Die Spaltung könnte noch viel tiefer gehen
Dies gilt umso mehr, da er auch die Einheit des Königreichs wahren will. Aber was ist mit den Schotten, die mehrheitlich gegen den Brexit gestimmt haben? Aus der Scottish National Party (SNP) gab es schon vor dem Referendum Ankündigungen, im Falle eines Brexits die Frage nach der schottischen Unabhängigkeit wieder auf die Agenda setzen zu wollen. Diese hat man am Freitag bekräftigt. Werden die Schotten ihren Weg zurück nach Europa finden? Sie werden es zumindest versuchen, das ist klar.
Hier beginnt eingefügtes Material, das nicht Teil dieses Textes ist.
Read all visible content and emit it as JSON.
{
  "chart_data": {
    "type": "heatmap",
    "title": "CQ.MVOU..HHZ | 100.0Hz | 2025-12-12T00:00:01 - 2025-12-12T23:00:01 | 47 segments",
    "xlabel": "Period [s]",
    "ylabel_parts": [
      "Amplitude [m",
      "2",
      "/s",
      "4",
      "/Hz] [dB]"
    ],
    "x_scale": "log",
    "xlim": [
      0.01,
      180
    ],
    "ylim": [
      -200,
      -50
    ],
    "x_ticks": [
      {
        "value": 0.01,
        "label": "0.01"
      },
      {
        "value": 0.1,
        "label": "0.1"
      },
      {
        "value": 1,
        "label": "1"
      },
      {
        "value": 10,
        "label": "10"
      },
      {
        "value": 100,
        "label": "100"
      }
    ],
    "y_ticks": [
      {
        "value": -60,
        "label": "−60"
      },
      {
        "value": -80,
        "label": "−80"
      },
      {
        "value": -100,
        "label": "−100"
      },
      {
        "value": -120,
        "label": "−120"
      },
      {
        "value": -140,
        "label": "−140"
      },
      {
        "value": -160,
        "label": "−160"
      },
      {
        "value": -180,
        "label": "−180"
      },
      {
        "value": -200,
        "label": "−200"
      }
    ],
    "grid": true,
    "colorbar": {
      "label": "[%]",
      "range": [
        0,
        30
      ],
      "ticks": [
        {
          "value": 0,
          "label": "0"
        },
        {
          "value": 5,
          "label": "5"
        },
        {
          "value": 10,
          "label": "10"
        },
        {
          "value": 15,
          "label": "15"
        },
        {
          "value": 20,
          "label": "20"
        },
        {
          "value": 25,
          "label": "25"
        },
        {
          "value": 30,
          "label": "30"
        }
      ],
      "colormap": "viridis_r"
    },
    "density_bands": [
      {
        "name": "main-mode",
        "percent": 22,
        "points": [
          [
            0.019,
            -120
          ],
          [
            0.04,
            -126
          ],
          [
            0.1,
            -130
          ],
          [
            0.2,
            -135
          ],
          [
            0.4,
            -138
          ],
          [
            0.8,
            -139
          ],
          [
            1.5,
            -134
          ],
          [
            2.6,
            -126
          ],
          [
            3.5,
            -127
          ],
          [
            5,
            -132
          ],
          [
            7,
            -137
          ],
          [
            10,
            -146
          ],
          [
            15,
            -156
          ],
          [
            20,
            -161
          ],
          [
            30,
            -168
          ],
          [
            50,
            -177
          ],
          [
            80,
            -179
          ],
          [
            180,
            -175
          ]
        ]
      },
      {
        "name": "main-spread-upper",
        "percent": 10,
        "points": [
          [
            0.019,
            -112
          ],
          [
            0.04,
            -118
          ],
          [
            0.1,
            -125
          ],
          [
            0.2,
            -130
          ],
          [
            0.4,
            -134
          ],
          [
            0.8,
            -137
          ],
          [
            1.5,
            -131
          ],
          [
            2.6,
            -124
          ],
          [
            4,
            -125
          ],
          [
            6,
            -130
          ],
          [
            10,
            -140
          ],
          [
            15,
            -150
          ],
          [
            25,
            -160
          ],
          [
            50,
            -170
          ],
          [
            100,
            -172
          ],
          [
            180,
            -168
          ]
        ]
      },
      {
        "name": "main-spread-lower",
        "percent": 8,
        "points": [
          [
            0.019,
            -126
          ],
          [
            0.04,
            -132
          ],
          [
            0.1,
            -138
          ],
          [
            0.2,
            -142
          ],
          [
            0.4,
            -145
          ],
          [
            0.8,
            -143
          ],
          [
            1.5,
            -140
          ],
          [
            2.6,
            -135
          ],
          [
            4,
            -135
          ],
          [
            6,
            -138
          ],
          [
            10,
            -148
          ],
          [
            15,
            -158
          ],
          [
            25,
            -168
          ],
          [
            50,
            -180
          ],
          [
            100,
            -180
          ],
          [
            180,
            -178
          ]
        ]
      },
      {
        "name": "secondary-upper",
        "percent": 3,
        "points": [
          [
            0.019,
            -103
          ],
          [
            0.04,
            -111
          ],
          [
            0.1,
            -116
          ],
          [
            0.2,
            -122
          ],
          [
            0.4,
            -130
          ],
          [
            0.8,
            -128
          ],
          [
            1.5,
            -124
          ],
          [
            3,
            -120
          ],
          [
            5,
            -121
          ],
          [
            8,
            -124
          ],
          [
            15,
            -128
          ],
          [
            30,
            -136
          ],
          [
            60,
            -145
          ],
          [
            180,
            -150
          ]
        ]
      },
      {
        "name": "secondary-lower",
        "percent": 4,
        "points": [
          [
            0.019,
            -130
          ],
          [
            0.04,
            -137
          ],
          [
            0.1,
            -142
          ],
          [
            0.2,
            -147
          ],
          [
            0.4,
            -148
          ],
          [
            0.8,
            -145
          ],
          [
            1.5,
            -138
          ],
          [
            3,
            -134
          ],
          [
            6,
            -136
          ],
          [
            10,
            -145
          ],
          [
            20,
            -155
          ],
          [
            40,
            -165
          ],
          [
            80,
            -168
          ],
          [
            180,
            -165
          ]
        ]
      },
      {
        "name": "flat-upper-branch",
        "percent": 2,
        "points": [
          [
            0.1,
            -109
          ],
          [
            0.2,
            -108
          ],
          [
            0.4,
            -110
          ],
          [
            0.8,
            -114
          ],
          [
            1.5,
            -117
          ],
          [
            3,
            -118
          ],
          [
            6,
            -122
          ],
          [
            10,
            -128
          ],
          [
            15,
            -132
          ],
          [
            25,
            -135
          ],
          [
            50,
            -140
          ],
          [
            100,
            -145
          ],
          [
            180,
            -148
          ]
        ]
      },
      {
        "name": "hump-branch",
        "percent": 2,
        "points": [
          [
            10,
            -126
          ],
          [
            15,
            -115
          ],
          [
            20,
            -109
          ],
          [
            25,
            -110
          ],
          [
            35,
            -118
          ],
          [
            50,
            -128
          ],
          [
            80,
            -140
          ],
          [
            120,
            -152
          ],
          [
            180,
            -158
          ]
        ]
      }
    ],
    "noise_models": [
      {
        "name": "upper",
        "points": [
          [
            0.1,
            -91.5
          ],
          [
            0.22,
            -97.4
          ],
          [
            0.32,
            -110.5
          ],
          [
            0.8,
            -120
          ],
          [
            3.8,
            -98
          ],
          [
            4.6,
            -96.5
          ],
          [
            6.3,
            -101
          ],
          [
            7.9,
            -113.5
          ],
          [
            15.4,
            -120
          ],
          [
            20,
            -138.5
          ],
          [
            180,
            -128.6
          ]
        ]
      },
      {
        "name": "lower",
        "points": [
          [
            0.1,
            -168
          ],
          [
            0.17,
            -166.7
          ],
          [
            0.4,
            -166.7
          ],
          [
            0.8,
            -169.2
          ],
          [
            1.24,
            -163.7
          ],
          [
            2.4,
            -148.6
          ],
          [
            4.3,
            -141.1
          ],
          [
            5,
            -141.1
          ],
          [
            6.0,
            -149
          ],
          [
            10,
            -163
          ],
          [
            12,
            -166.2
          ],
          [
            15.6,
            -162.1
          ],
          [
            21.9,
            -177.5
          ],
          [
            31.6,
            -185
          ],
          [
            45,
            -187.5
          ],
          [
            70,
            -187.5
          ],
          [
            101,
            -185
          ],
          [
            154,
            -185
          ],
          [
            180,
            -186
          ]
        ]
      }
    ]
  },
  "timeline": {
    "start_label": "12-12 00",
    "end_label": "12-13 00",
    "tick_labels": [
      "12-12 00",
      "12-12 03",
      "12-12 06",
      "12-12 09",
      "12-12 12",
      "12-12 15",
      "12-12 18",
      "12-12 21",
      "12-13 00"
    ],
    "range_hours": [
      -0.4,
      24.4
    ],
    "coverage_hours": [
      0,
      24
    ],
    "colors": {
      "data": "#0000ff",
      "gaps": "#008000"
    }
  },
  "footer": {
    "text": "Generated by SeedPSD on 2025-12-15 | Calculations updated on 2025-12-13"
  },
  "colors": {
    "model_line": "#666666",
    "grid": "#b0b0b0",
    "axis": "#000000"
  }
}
Plötzlich hat Großbritannien in Irland wieder eine EU-Außengrenze an Land. Was viele vergessen: Der blutige Nordirlandkonflikt wurde offiziell erst vor 18 Jahren beigelegt und die Konfliktursachen gibt es heute auch noch. Es besteht also die ernst zu nehmende Sorge, dass die Lage auf der irischen Insel wieder eskaliert. Die nationalistische Sinn Fein-Partei hat schon prompt eine Abstimmung über die Einheit Irlands gefordert. „Die britische Regierung hat jedes Mandat, die Interessen der Menschen in Nordirland zu repräsentieren, verloren.“, so der Vorsitzende Dechant Kearney gegenüber der Irish Times.
Für den Premier stehen also harte Zeiten an. Er muss nicht nur Verhandlungen mit der EU über den Austritt führen, sondern auch mit seinen Wirtschaftspartnern über Handelsabkommen. Gleichzeitig muss er ein tief gespaltenes Land zusammenhalten – kulturell wie geographisch. Sonst ist bald nicht mehr viel vom Königreich über, das es zu regieren gibt. Ein politischer Drahtseilakt.